Şimdi Bartın’a gelecek olursak, o da bu meselenin ortasında. Dezenformasyon birimi yayımladığı ikinci bültende senin de söylediğin gibi Bartın’la ilgili haberlerin dezenformasyon olduğunu iddia ediyor.
Bu haberler, 2019 yılında Sayıştay raporu Amasra’da patlama tehlikesi var anlamı çıkan bir rapor verdi diyorlar. Buna karşılık daire bu haberlerin dezenformasyon olduğunu iddia ediyor.

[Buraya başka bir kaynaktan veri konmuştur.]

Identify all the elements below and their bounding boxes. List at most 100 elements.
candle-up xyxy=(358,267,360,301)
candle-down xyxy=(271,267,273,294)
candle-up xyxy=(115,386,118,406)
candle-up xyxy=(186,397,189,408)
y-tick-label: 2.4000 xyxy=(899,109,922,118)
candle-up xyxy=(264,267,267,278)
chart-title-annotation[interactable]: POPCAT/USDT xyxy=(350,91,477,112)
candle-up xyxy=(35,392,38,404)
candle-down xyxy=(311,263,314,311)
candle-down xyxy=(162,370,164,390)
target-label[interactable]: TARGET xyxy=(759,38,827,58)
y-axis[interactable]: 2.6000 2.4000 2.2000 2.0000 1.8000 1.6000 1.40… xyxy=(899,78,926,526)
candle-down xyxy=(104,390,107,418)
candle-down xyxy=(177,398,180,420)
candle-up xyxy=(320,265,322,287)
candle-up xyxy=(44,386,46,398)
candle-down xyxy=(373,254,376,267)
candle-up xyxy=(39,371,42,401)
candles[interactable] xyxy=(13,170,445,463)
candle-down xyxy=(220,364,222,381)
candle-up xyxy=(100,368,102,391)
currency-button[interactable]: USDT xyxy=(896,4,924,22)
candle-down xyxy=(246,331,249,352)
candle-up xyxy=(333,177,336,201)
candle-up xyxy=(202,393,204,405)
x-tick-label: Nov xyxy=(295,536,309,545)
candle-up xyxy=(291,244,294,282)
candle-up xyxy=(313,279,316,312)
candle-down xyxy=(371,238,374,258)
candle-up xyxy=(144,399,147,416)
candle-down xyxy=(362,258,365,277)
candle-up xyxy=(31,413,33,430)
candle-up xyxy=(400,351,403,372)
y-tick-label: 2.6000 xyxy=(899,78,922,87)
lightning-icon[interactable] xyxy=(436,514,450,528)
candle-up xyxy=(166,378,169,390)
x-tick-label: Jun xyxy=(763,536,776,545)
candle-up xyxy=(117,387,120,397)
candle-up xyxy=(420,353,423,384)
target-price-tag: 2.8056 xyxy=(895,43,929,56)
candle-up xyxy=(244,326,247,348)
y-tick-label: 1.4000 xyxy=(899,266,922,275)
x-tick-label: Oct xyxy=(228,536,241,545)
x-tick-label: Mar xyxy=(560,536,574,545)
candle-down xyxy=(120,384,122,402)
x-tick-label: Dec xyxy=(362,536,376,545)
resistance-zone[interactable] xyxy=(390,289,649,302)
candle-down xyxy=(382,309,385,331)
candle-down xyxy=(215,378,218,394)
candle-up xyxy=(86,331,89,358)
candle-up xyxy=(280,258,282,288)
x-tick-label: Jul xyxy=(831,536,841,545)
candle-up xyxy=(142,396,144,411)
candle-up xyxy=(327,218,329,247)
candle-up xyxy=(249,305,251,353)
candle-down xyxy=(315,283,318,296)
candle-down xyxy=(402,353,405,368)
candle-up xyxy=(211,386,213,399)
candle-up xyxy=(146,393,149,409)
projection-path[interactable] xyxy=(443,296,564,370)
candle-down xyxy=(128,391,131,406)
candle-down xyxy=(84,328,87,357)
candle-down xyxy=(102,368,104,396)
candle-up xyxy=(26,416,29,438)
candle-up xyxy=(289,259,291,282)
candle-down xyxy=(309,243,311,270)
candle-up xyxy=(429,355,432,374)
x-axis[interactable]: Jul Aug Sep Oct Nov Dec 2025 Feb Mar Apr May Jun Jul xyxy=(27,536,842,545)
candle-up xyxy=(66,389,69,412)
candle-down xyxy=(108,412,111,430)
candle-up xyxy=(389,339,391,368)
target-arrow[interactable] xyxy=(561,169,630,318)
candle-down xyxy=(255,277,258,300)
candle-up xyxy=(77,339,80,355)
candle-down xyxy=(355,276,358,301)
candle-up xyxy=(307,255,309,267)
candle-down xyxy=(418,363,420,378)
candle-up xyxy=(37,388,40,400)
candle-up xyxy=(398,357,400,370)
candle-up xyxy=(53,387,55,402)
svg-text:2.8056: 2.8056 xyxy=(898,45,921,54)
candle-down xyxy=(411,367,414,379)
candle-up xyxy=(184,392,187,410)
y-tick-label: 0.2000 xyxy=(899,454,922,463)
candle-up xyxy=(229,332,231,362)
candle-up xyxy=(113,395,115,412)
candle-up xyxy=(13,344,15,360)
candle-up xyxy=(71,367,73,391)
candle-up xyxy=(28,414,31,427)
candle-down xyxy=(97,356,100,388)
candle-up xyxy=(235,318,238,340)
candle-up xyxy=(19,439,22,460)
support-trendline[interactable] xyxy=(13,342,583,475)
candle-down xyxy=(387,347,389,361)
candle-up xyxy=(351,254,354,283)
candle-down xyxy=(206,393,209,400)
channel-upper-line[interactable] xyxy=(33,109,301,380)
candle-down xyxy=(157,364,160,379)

Velhasıl ortada özgür konuşma, ifade etme, eleştirme, sorumluyu arama gibi işlevlerin önünü almaya çalışan bir zihniyet ve yapı var.
Sonuncu hususa bağlayıp bitireyim. Nitekim bu konudaki arzusunu ve bakışını iktidar çıkardığı sansür yasasıyla ortaya koydu. Biliyorsun halk arasında endişe, korku, panik yaratmak saikiyle ülkenin iç ve dış güvenliği, kamu düzeni, genel sağlığı vesaireyle ilgili haber yapanlara ya da bilgi paylaşanlara hapis cezası verilecek. Kim peki tayin edecek bunun böyle olduğunu? Bu dezenformasyon dairesi tipi yapılar mı? İdari yapılar mı? Ya da iyice siyasallaşmış, emir komuta mekanizması içerisinde çalışan yargı mı?
Böyle olduğu oranda hakikaten Türkiye’de demokrasinin kalan kırıntıları da yok olmaya başlıyor demektir. Elimizde sadece sandık kalıyor. E sandık tek başına demokrasiyi ifade eder mi? Demokratik bir değerdir ama tek başına tabii ki demokrasiyi ifade etmez. Çok daha fazlası gerekir. Bartın olayının böyle bir tabloyu da ortaya koyması hakikaten acı verici ama gerçek de bu.